Читать «Запятнанная биография (сборник)» онлайн - страница 167

Ольга Трифонова

— Как?

— Будто не можете чего-то вспомнить…

— Не могу. Я не могу вспомнить, спали ли мы с вами или нет.

— Вам надо лечиться, Агафонов, обязательно лечиться. — Елена Дмитриевна поднялась.

— Постойте, — Агафонов взял ее руку.

— Оставьте меня, — громко, на весь бар сказала Елена Дмитриевна.

Барменша что-то уронила. Такие сцены ей еще не приходилось наблюдать.

— Я вас ненавижу. — Елена Дмитриевна вырвала руку, оцарапав ладонь кольцом.

Во сне или пьяном бредовом соитии все было по-другому. Она говорила: «Не уходи! Только не сейчас! Не уходи!» Ощущение кошмара.

В юности читал сказку про человека, которому приснился жуткий карлик. Карлик говорил страшные слова, крушил и портил все вокруг, разбил любимую старинную вазу, дымил в лицо вонючим табаком коротенькой трубочки. Человек проснулся в слезах, в отчаянии. Комната сияла чистотой и порядком, на столике возле кровати дымился обычный утренний кофе, лежали газеты. Человек улыбнулся, сел и… увидел, что вазы нет. Все аккуратно подметено, но в углу валяется маленький синий осколок и коротенькая трубочка. Царапина на ладони могла быть тоже из сна.

Будильник в руках Аньки из яви. Кажется, один раз видел утром: стоит в дверях в своем самодельном с жалкими кружевцами халатике, держит над головой будильник, и будильник звенит, звенит.

…Я копаюсь во всей этой ерунде, потому что боюсь читать дальше, хотя бояться нечего. Все заметено, засыпано пылью времени. «…И одна попона пыли на коне и конокраде». Бояться надо другого — того, о чем не знает ни один человек на свете, и Анька не догадывается. Отчего всю жизнь странное: все плохое, что было, казалось, было не с ним. То ли читал, то ли рассказывал кто-то, то ли видел в кино.

Последний вечер у Петровского.

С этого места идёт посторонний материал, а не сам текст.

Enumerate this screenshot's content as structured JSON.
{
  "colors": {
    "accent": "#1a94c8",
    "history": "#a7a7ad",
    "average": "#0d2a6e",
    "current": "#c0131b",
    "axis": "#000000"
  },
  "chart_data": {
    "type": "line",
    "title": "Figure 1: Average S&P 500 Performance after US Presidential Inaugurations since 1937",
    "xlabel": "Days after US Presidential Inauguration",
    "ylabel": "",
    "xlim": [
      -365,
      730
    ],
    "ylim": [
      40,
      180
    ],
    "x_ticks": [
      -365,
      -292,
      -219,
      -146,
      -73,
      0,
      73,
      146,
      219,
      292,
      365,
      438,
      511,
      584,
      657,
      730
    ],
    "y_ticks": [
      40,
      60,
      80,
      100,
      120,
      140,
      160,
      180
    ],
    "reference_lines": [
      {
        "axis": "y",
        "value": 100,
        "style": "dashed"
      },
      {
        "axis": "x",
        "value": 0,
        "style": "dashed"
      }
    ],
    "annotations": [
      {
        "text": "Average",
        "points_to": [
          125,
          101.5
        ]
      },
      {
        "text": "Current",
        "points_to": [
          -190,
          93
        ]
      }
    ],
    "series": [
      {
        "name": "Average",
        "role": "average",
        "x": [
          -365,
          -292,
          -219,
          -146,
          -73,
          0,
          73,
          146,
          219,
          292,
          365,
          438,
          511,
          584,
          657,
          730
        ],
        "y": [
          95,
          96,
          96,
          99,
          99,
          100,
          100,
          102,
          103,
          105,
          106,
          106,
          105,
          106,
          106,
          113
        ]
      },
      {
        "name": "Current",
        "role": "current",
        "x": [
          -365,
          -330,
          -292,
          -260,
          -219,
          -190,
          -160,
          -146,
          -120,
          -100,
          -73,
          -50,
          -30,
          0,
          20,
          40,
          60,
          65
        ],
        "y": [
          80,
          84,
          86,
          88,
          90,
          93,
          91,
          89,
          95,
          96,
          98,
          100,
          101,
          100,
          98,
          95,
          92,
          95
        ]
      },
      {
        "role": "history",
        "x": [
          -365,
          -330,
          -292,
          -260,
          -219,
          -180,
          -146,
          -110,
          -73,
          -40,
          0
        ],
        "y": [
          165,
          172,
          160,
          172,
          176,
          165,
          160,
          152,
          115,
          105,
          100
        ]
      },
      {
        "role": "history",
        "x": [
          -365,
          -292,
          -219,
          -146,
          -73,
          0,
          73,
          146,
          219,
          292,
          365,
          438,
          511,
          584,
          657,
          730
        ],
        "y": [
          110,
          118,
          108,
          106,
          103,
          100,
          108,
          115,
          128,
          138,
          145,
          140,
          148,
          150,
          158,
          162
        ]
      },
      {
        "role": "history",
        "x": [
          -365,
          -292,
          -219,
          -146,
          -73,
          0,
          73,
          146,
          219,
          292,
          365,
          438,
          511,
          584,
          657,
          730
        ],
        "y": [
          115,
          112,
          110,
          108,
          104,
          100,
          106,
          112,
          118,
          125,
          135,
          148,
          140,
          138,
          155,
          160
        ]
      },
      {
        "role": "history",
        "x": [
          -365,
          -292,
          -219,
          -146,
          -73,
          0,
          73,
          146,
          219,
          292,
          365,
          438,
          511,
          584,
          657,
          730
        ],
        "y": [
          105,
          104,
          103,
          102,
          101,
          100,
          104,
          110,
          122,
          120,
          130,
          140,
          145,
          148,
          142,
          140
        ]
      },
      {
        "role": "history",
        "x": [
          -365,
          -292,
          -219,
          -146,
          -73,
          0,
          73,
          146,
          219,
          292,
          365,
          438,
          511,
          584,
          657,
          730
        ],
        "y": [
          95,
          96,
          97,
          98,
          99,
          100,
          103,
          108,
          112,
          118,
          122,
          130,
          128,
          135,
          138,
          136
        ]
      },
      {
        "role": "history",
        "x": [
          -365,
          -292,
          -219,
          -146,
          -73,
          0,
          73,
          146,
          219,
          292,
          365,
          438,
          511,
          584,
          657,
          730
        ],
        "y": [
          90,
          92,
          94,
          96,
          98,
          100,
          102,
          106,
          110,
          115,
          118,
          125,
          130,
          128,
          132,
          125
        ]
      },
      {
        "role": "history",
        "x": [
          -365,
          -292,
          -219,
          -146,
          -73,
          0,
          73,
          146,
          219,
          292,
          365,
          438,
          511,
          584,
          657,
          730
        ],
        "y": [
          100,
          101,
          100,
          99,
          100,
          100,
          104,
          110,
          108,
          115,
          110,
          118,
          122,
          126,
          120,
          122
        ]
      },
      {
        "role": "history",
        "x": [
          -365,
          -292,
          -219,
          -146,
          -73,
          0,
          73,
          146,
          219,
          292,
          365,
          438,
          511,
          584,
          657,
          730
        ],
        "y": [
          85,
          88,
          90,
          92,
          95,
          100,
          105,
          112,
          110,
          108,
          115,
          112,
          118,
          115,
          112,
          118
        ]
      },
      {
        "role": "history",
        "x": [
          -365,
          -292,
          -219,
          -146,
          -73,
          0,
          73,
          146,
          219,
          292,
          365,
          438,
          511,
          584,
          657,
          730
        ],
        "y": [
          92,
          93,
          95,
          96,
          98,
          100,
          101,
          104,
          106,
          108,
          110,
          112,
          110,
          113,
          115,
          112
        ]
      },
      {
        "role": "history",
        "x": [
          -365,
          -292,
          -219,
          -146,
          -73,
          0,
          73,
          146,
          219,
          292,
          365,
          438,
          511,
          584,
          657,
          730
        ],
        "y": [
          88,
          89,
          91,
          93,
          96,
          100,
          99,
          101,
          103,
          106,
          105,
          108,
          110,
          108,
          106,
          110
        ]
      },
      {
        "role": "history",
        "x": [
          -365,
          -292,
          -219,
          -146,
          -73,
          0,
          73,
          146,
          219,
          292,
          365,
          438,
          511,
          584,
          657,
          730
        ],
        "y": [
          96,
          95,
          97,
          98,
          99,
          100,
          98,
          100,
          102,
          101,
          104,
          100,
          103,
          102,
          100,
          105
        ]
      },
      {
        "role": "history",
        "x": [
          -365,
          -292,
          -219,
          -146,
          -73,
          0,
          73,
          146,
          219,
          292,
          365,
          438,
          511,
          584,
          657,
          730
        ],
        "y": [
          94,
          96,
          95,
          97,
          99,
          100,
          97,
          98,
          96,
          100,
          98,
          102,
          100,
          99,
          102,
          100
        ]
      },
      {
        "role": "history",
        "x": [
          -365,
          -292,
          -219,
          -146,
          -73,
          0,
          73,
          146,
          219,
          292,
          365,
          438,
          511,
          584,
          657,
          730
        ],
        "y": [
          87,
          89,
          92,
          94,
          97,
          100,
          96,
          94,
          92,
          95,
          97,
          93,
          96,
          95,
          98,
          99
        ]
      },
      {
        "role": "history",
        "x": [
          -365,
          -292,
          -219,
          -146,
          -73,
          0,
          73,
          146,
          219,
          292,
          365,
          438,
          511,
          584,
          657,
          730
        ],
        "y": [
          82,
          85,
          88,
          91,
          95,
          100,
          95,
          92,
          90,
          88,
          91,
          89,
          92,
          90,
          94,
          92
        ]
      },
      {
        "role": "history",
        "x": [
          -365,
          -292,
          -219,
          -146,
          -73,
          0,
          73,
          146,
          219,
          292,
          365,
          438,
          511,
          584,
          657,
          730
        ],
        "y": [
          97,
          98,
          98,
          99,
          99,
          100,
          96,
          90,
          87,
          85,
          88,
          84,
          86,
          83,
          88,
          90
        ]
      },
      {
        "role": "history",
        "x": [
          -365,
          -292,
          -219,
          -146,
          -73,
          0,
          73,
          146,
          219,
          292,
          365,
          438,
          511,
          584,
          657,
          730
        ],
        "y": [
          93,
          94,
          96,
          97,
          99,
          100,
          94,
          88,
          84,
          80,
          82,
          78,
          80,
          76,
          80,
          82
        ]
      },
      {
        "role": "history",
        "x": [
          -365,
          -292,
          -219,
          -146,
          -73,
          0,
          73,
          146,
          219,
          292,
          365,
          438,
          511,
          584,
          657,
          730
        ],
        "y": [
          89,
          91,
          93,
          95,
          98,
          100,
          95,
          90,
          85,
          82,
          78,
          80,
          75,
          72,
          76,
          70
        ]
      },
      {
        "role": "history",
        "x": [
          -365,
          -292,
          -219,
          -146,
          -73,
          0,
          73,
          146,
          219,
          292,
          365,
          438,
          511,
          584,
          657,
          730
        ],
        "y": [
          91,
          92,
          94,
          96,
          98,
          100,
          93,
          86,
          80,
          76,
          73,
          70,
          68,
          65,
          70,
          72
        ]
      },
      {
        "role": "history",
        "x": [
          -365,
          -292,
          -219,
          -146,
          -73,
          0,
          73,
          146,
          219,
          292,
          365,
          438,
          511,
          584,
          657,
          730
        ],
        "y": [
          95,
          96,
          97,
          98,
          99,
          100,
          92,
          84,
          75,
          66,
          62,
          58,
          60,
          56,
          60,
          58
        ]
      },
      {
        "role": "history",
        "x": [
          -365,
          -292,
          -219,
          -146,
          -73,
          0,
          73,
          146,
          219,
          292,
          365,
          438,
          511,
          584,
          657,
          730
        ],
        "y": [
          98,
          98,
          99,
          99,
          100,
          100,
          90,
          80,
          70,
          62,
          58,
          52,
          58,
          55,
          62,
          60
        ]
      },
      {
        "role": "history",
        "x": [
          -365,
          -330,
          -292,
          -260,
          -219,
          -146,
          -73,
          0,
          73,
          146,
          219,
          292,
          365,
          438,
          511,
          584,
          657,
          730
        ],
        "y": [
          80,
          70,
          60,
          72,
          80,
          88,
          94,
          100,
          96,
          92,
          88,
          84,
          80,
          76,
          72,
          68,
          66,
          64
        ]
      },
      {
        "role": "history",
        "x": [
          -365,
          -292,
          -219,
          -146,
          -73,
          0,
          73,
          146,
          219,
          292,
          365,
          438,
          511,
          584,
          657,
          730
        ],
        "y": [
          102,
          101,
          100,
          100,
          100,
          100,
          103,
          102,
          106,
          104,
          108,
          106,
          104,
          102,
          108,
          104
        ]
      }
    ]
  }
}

Библия на коленях Ратгауза. Яков вскочил и закричал: «Претерпевший же до конца — спасется». Желание уйти как можно скорее, уйти не оглядываясь, уйти, чтобы забыть навсегда. То же самое той страшной осенью, через год. После нее он больше никогда уже не ездил в тот поселок, хотя в нем жили друзья, функционировал замечательный дом отдыха. Последний раз в неслыханной красоты день приезжал к умирающему старику Ратгаузу. На электричке. Он помнит серо-голубой цвет воздуха, запах сожженных листьев, тяжесть крашенных зеленой липкой краской ворот, коврики с египетскими картинками на стене комнаты Олега Петровского. Помнит число — пятнадцатое октября. А тот вечер у Петровских был — тридцатого июля. Канун катастрофы… И Агафонов встал, снял с полки черную толстую книгу с пятнистым обрезом. Искал в конце, профессионально, зная, как и где надо искать нужное; часто говорил студентам:

— Умение работать со справочной литературой, знать, как и где надо отыскать нужное, — одно из необходимейших умений ученого, как всякого интеллигентного человека.

Курсивом выведено: «Претерпевший же до конца — спасется». Значит, это то, что нужно. Сначала из Матфея, потом «Послание к римлянам».

«…Все это — начало болезней, — читал Агафонов. — Тогда будут предавать вас на мучения и убивать вас; и вы будете ненавидимы всеми народами за имя Мое. И тогда соблазнятся многие: и друг друга будут предавать, и возненавидят друг друга. И многие лжепророки восстанут и прельстят многих. И по причине умножения беззакония во многих охладеет любовь. Претерпевший же до конца — спасется».